In 2020, Waldau and two pastors from the Knutby congregation were convicted of assault against members of their church. Her sentence was conditional release, plus 120 hours of community service.

==Teachings==
The Philadelphia congregation in Knutby was established in 1921 during the Pentecostal revival in Sweden connected with Lewi Pethrus. Waldau was the granddaughter of Pethrus's successor, Willis Säwe, but her mother did not raise her in the faith. She was "born again", entered the Pentecostal tradition, and was also influenced by Ulf Ekman and his Livets Ord movement, as well as by Word of Faith.

The eschatology is pretribulationist. As the self-proclaimed "bride of Christ", Waldau expected that she would be taken away before the so-called Rapture, in a manner reminiscent of the dormition of the Virgin or the assumption of Mary, to be united with her "bridegroom".

==Connection with the Knutby murder==

In January 2004, Waldau's sister, Alexandra Fossmo, was murdered, along with her neighbour and employer Daniel Linde. Later, Sara Svensson, nanny for the children of Alexandra's husband, Helge Fossmo, confessed to the murders. She claimed she acted under the influence of Helge, with whom she was having an affair (but who was also having an affair with Linde's wife, Annette).

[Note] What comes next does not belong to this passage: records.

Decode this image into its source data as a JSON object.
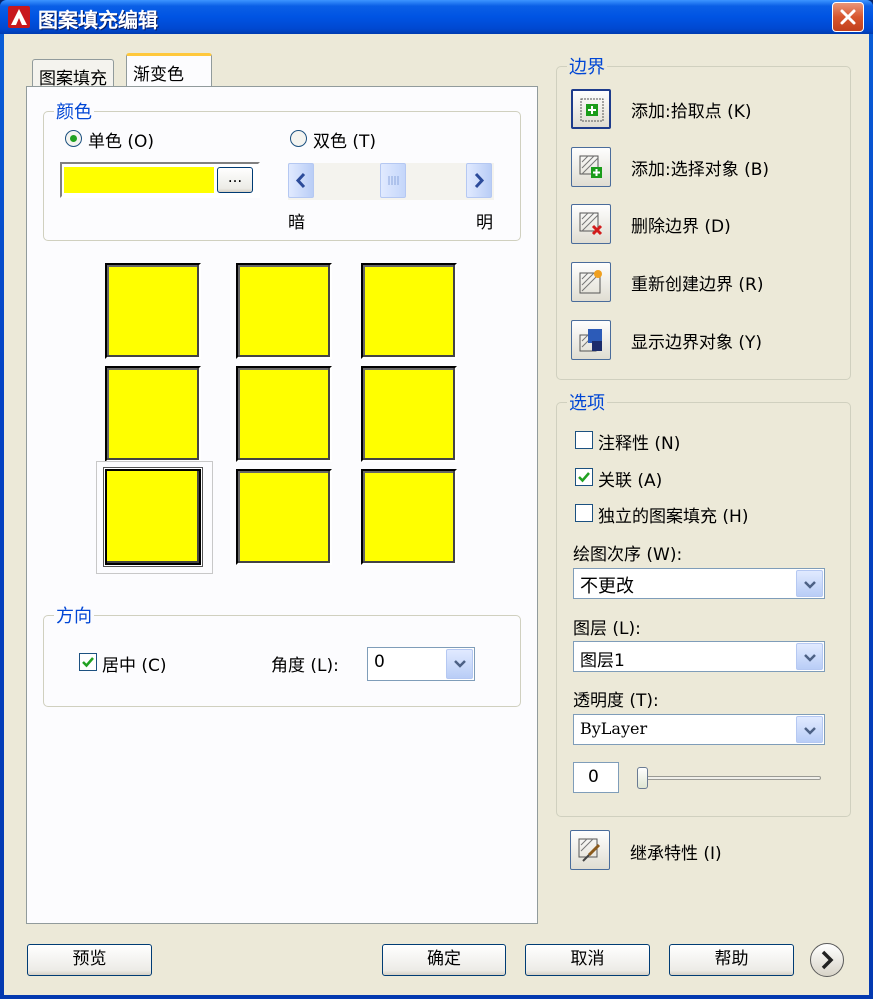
{
  "window": {
    "title": "图案填充编辑"
  },
  "tabs": [
    {
      "label": "图案填充"
    },
    {
      "label": "渐变色"
    }
  ],
  "color_group": {
    "title": "颜色",
    "single_label": "单色 (O)",
    "double_label": "双色 (T)",
    "dark_label": "暗",
    "light_label": "明",
    "browse_label": "...",
    "color": "#ffff00"
  },
  "direction_group": {
    "title": "方向",
    "center_label": "居中 (C)",
    "angle_label": "角度 (L):",
    "angle_value": "0"
  },
  "boundary_group": {
    "title": "边界",
    "add_pick_label": "添加:拾取点 (K)",
    "add_select_label": "添加:选择对象 (B)",
    "remove_label": "删除边界 (D)",
    "recreate_label": "重新创建边界 (R)",
    "show_label": "显示边界对象 (Y)"
  },
  "options_group": {
    "title": "选项",
    "annotative_label": "注释性 (N)",
    "associative_label": "关联 (A)",
    "independent_label": "独立的图案填充 (H)",
    "draw_order_label": "绘图次序 (W):",
    "draw_order_value": "不更改",
    "layer_label": "图层 (L):",
    "layer_value": "图层1",
    "transparency_label": "透明度 (T):",
    "transparency_value": "ByLayer",
    "transparency_amount": "0"
  },
  "inherit_label": "继承特性 (I)",
  "footer": {
    "preview_label": "预览",
    "ok_label": "确定",
    "cancel_label": "取消",
    "help_label": "帮助"
  }
}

Helge Fossmo (allegedly with help from Waldau) exploited his extramarital relationship with Svensson to manipulate her into going forward with the assassination. He claimed to get text messages from God on his cellphone, which told him Svensson would not get mercy from God if she did not kill Alexandra (his wife) and their neighbour, Daniel Linde.

In 2004, Fossmo was arrested, prosecuted, and sentenced to life in prison for conspiracy to murder, and Svensson was sentenced to psychiatric care. Although Waldau was a close associate of Fossmo, there was a null investigation and no evidence linking her involvement to the murder plot and she was never prosecuted—at trial, prosecutor Anne Sjöblom maintained this 'close association' (and Waldau's self-anointed title, "the Bride of Christ") be withheld from the official record.

==Celebrity==
After the murders, Waldau continued to be very reclusive. She refused to be interviewed by newspapers and only appeared without speaking in the TV4 documentary A Fall from Grace. Her first appearance was at the trial in May 2004, speaking in court as a relative of her sister who had been murdered. She admitted that she had 'tested' whether she might be the Bride of Christ, an idea she attributed to Helge Fossmo.

In September 2004, Waldau was featured in a one-hour interview program on Sveriges Television by Stina Lundberg Dabrowski. The public's reaction was quite negative; Waldau came across as 'cold' and 'unfeeling'.

In March 2005, Waldau inspired the sect to open a spa. In November she released a music CD containing songs from the church of Knutby. In December she appeared on a discussion panel at the celebration of 175 years Aftonbladet, introduced there by Jan Guillou as Sweden's most maligned person in modern times.

In June 2006, the talk-show host Lennart Persson invited Waldau to his last installment of Debatt on national television, where she got into exchanges with Janne Josefsson and with Bert Karlsson. Bert Karlsson later that year invited her to his own program on the cable channel TV8. In October 2007 he published Waldau's autobiography, Kristi brud: vem kan man lita på? (English: Bride of Christ: whom can one trust?).

In April 2021, HBO Europe premiered Swedish-American docuseries, Pray, Obey, Kill, investigating the January 2004 Knutby murder. The series is primarily focused on Helge Fossmo and Åsa Waldau's involvement in the murder. Even though Waldau is featured in all six episodes, she declined to participate in the docuseries. Waldau remains a free woman and has changed her name.